BeeOnRope
BeeOnRope

Reputation: 64955

In-lane, cross 64-bit element data movement in AVX2

Are there any register-to-register1 AVX or AVX2 instructions which move data in any way between 64-bit halves of 128-bit lanes in ymm regs, that don't use port 5 on contemporary Intel2?


1 Such a thing kind of exists for memory sources, in the form of the D and Q broadcast instructions.

2 Haswell through Skylake-S (although if anything exists in AVX-512 as implemented in SKX it's worth mentioning).

Upvotes: 3

Views: 497

Answers (1)

Peter Cordes
Peter Cordes

Reputation: 364593

I don't think it's possible in 1 reg-reg instruction, but store/reload can move data in-lane without port 5. Even funky stuff like dppd or vcvtps2pd need a port 5 shuffle. All register-source shuffle instructions run on port 5 in Haswell and later (until Ice Lake adds a 2nd shuffle unit on another port that can do some shuffles).
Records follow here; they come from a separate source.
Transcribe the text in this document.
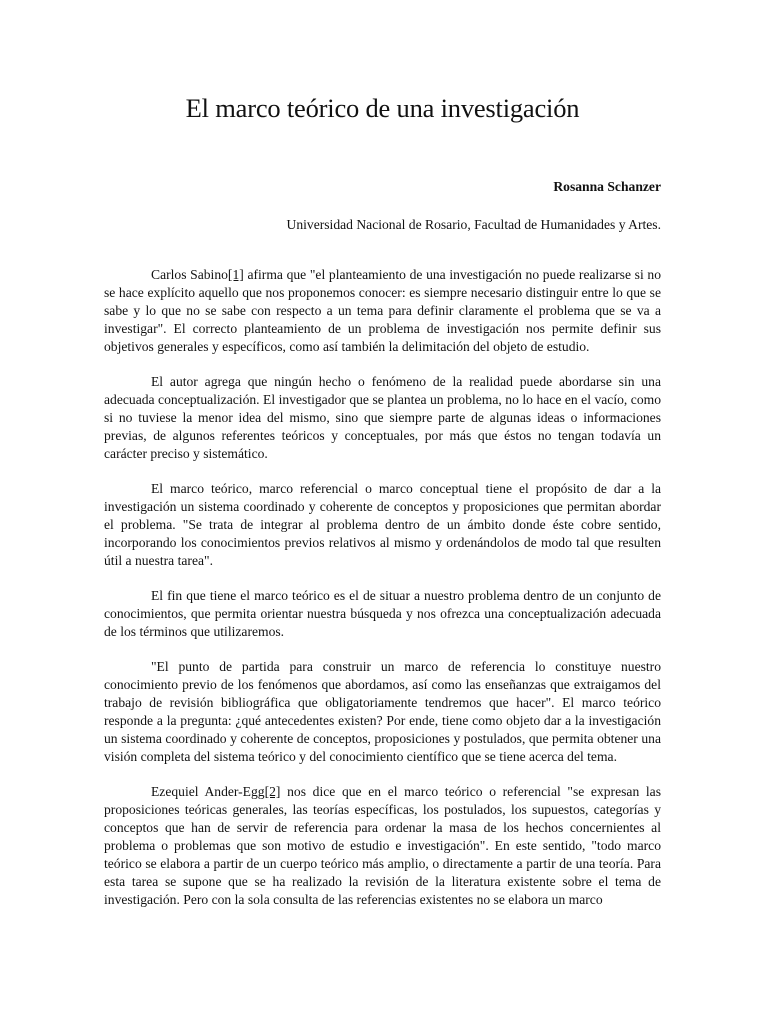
El marco teórico de una investigación

Rosanna Schanzer

Universidad Nacional de Rosario, Facultad de Humanidades y Artes.

Carlos Sabino[1] afirma que "el planteamiento de una investigación no puede realizarse si no se hace explícito aquello que nos proponemos conocer: es siempre necesario distinguir entre lo que se sabe y lo que no se sabe con respecto a un tema para definir claramente el problema que se va a investigar". El correcto planteamiento de un problema de investigación nos permite definir sus objetivos generales y específicos, como así también la delimitación del objeto de estudio.

El autor agrega que ningún hecho o fenómeno de la realidad puede abordarse sin una adecuada conceptualización. El investigador que se plantea un problema, no lo hace en el vacío, como si no tuviese la menor idea del mismo, sino que siempre parte de algunas ideas o informaciones previas, de algunos referentes teóricos y conceptuales, por más que éstos no tengan todavía un carácter preciso y sistemático.

El marco teórico, marco referencial o marco conceptual tiene el propósito de dar a la investigación un sistema coordinado y coherente de conceptos y proposiciones que permitan abordar el problema. "Se trata de integrar al problema dentro de un ámbito donde éste cobre sentido, incorporando los conocimientos previos relativos al mismo y ordenándolos de modo tal que resulten útil a nuestra tarea".

El fin que tiene el marco teórico es el de situar a nuestro problema dentro de un conjunto de conocimientos, que permita orientar nuestra búsqueda y nos ofrezca una conceptualización adecuada de los términos que utilizaremos.

"El punto de partida para construir un marco de referencia lo constituye nuestro conocimiento previo de los fenómenos que abordamos, así como las enseñanzas que extraigamos del trabajo de revisión bibliográfica que obligatoriamente tendremos que hacer". El marco teórico responde a la pregunta: ¿qué antecedentes existen? Por ende, tiene como objeto dar a la investigación un sistema coordinado y coherente de conceptos, proposiciones y postulados, que permita obtener una visión completa del sistema teórico y del conocimiento científico que se tiene acerca del tema.

Ezequiel Ander-Egg[2] nos dice que en el marco teórico o referencial "se expresan las proposiciones teóricas generales, las teorías específicas, los postulados, los supuestos, categorías y conceptos que han de servir de referencia para ordenar la masa de los hechos concernientes al problema o problemas que son motivo de estudio e investigación". En este sentido, "todo marco teórico se elabora a partir de un cuerpo teórico más amplio, o directamente a partir de una teoría. Para esta tarea se supone que se ha realizado la revisión de la literatura existente sobre el tema de investigación. Pero con la sola consulta de las referencias existentes no se elabora un marco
Obviously a misaligned reload can do any byte-shift but that will cause a store-forwarding stall, and you'd have to mask off unwanted data.
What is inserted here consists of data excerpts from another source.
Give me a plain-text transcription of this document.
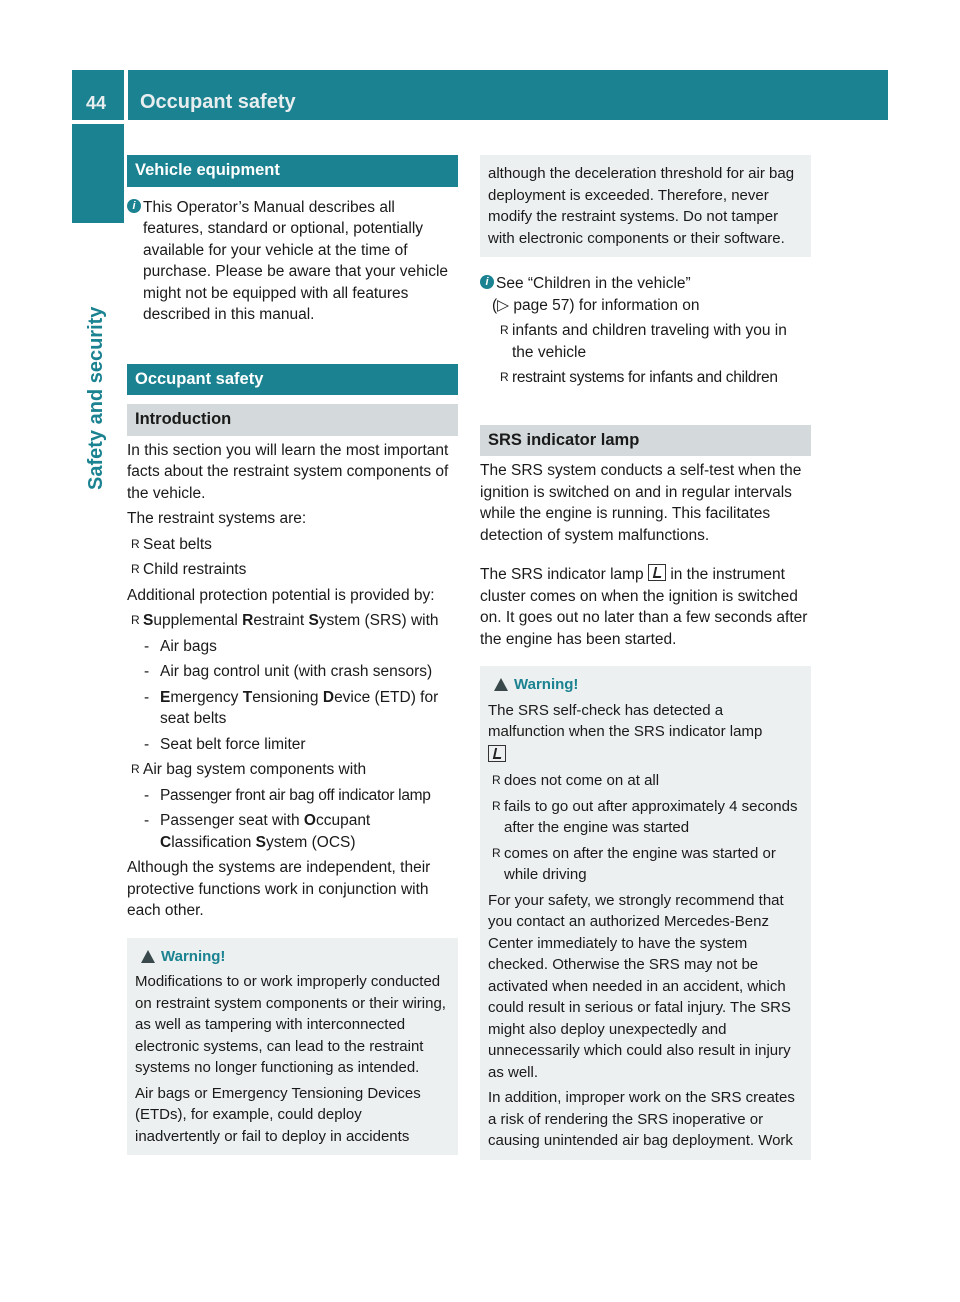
44 Occupant safety
Safety and security
Vehicle equipment
i This Operator’s Manual describes all features, standard or optional, potentially available for your vehicle at the time of purchase. Please be aware that your vehicle might not be equipped with all features described in this manual.

Occupant safety
Introduction

In this section you will learn the most important facts about the restraint system components of the vehicle.

The restraint systems are:

R Seat belts
R Child restraints

Additional protection potential is provided by:

R Supplemental Restraint System (SRS) with
- Air bags
- Air bag control unit (with crash sensors)
- Emergency Tensioning Device (ETD) for seat belts
- Seat belt force limiter
R Air bag system components with
- Passenger front air bag off indicator lamp
- Passenger seat with Occupant Classification System (OCS)

Although the systems are independent, their protective functions work in conjunction with each other.

Warning!

Modifications to or work improperly conducted on restraint system components or their wiring, as well as tampering with interconnected electronic systems, can lead to the restraint systems no longer functioning as intended.

Air bags or Emergency Tensioning Devices (ETDs), for example, could deploy inadvertently or fail to deploy in accidents

although the deceleration threshold for air bag deployment is exceeded. Therefore, never modify the restraint systems. Do not tamper with electronic components or their software.

i See “Children in the vehicle”

(▷ page 57) for information on

R infants and children traveling with you in the vehicle
R restraint systems for infants and children
SRS indicator lamp

The SRS system conducts a self-test when the ignition is switched on and in regular intervals while the engine is running. This facilitates detection of system malfunctions.

The SRS indicator lamp in the instrument cluster comes on when the ignition is switched on. It goes out no later than a few seconds after the engine has been started.

Warning!

The SRS self-check has detected a malfunction when the SRS indicator lamp

R does not come on at all
R fails to go out after approximately 4 seconds after the engine was started
R comes on after the engine was started or while driving

For your safety, we strongly recommend that you contact an authorized Mercedes-Benz Center immediately to have the system checked. Otherwise the SRS may not be activated when needed in an accident, which could result in serious or fatal injury. The SRS might also deploy unexpectedly and unnecessarily which could also result in injury as well.

In addition, improper work on the SRS creates a risk of rendering the SRS inoperative or causing unintended air bag deployment. Work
vmovddup x/y/zmm, [mem] runs purely on load ports, exactly like vbroadcastsd. It's an in-lane broadcast of the low qword. vmovsldup and vmovshdup also only need a load port, but don't meet your requirement of moving between 64-bit halves of a lane.

There's no movhdup that duplicates the high half within each lane, only movddup that duplicates the low double-precision FP element. SSE3 for xmm, AVX1 for the ymm version.
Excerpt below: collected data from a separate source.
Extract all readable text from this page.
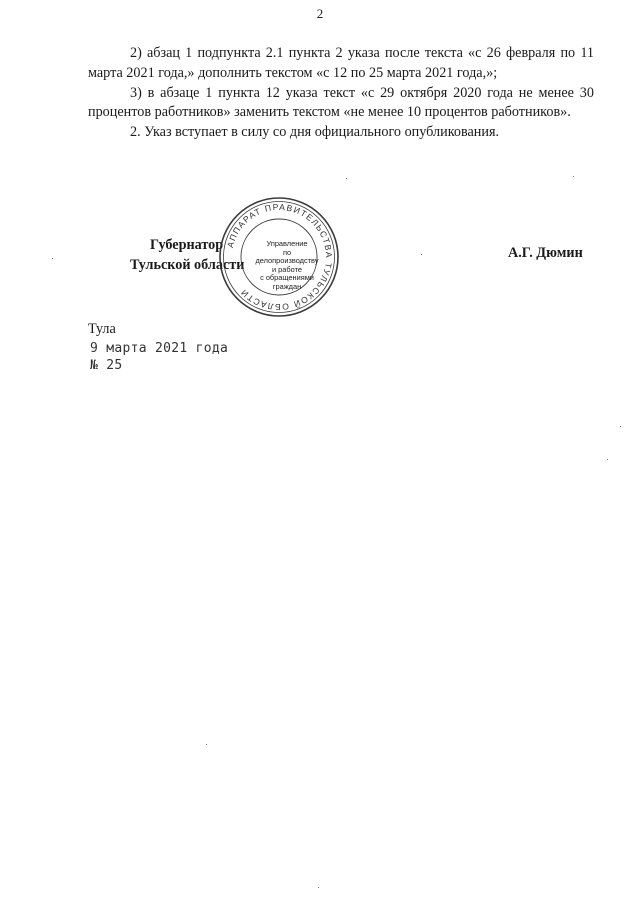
2

2) абзац 1 подпункта 2.1 пункта 2 указа после текста «с 26 февраля по 11 марта 2021 года,» дополнить текстом «с 12 по 25 марта 2021 года,»;

3) в абзаце 1 пункта 12 указа текст «с 29 октября 2020 года не менее 30 процентов работников» заменить текстом «не менее 10 процентов работников».

2. Указ вступает в силу со дня официального опубликования.

Губернатор
Тульской области
АППАРАТ ПРАВИТЕЛЬСТВА ТУЛЬСКОЙ ОБЛАСТИ
Управление
по делопроизводству
и работе
с обращениями
граждан
А.Г. Дюмин
Тула
9 марта 2021 года
№ 25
As @harold points out, phminposuw can put data from the high 64 bits into the low 64 bits. But it's not available in a YMM version. It may be the only instruction that has a special-purpose execution unit that can do that outside of shuffles. psadbw works inside 64-bit elements. vdbpsadbw is 1 uop for p5 on SKX. mpsadbw is multi-uop including 2p5. phadd instructions are also 2p5.


Zen 2 has 0.5c throughput for vpshufd ymm (instlat). It's slower than Intel at handling lane-crossing shuffles with granularity less than 128-bit, but good performance on in-lane shuffles and 128-bit shuffles like vperm2f128.